A. A person who makes an agreement with an employer, whether in writing or verbally, not to compete with the employer after the employment relationship has been terminated, shall be permitted to engage in the same business as that conducted by the former employer or in a similar business as that conducted by the former employer as long as the former employee does not directly solicit the sale of goods, services or a combination of goods and services from the established customers of the former employer.

B. Any provision in a contract between an employer and an employee in conflict with the provisions of this section shall be void and unenforceable.

A person who makes an agreement with an employer. . .
At the heart of most relationships is an agreement and with Oklahoma non-compete law it is no different: the employee and employee must agree, there must be a meeting of the minds and each side must give the other something of value (consideration).
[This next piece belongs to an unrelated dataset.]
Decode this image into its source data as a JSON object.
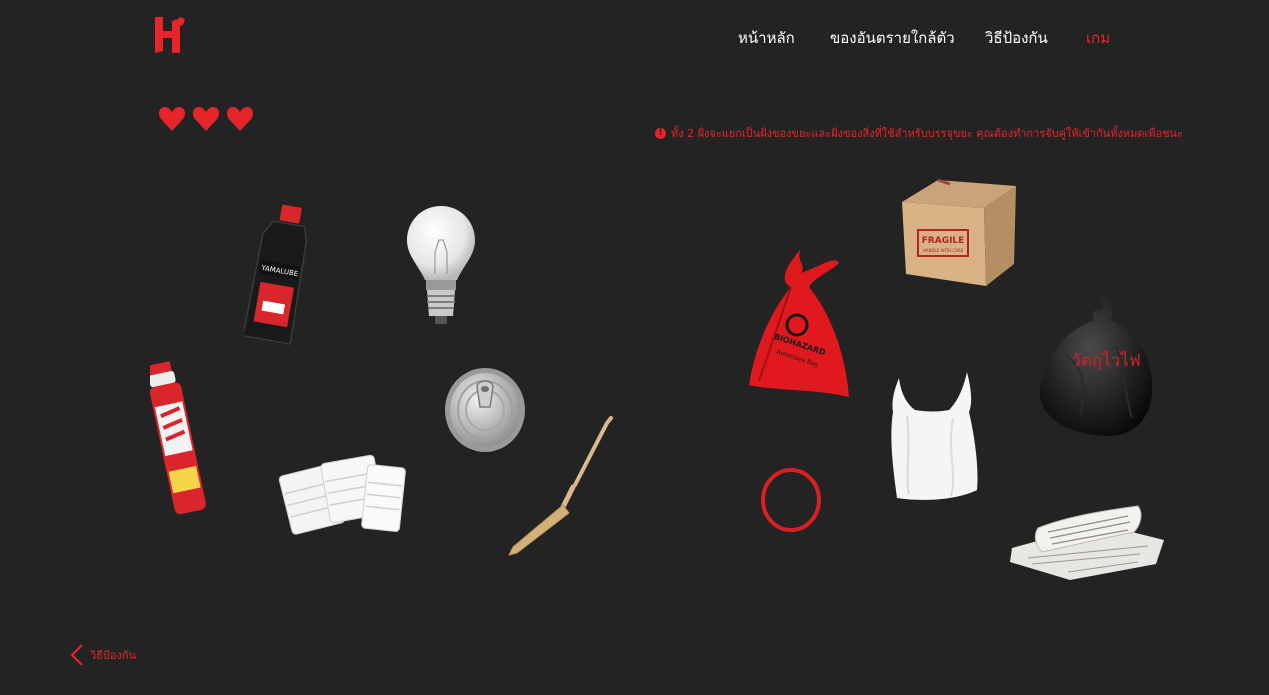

Without an agreement, the analysis need proceed no farther.

Whether in writing or verbally. . .
The agreement can (and should) be in writing or could even be verbal. However, it is very difficult to enforce a verbal agreement for the sale of a sofa, much less a restriction on a former employee’s ability to earn a living. Get it in writing.

Not to compete with the employer after the employment relationship has been terminated,
This part targets agreements that wipe out an employee’s right to work in a job or start a business that could cost a former employer money. An agreement doesn’t have to use the word “non-compete” if it has the effect of preventing an employee from working in the field for which he is trained and qualified.

Shall be permitted to engage in the same business as that conducted by the former employer or in a similar business as that conducted by the former employer.
As long as the former employee does not directly solicit the sale of goods, services or a combination of goods and services from the established customers of the former employer.

B. Any provision in a contract between an employer and an employee in conflict with the provisions of this section shall be void and unenforceable.
Perhaps the clearest language in the statute and remarkably clear and decisive for just about any statute.  A contract that has language that prohibits competition is void and unenforceable. “Void” is important because that means the language is meaningless and no one has to file a lawsuit to prove it. If the statute said “voidable” that usually means someone has to file a lawsuit challenging the language and get an order form the Court acknowledging the restriction is unenforceable.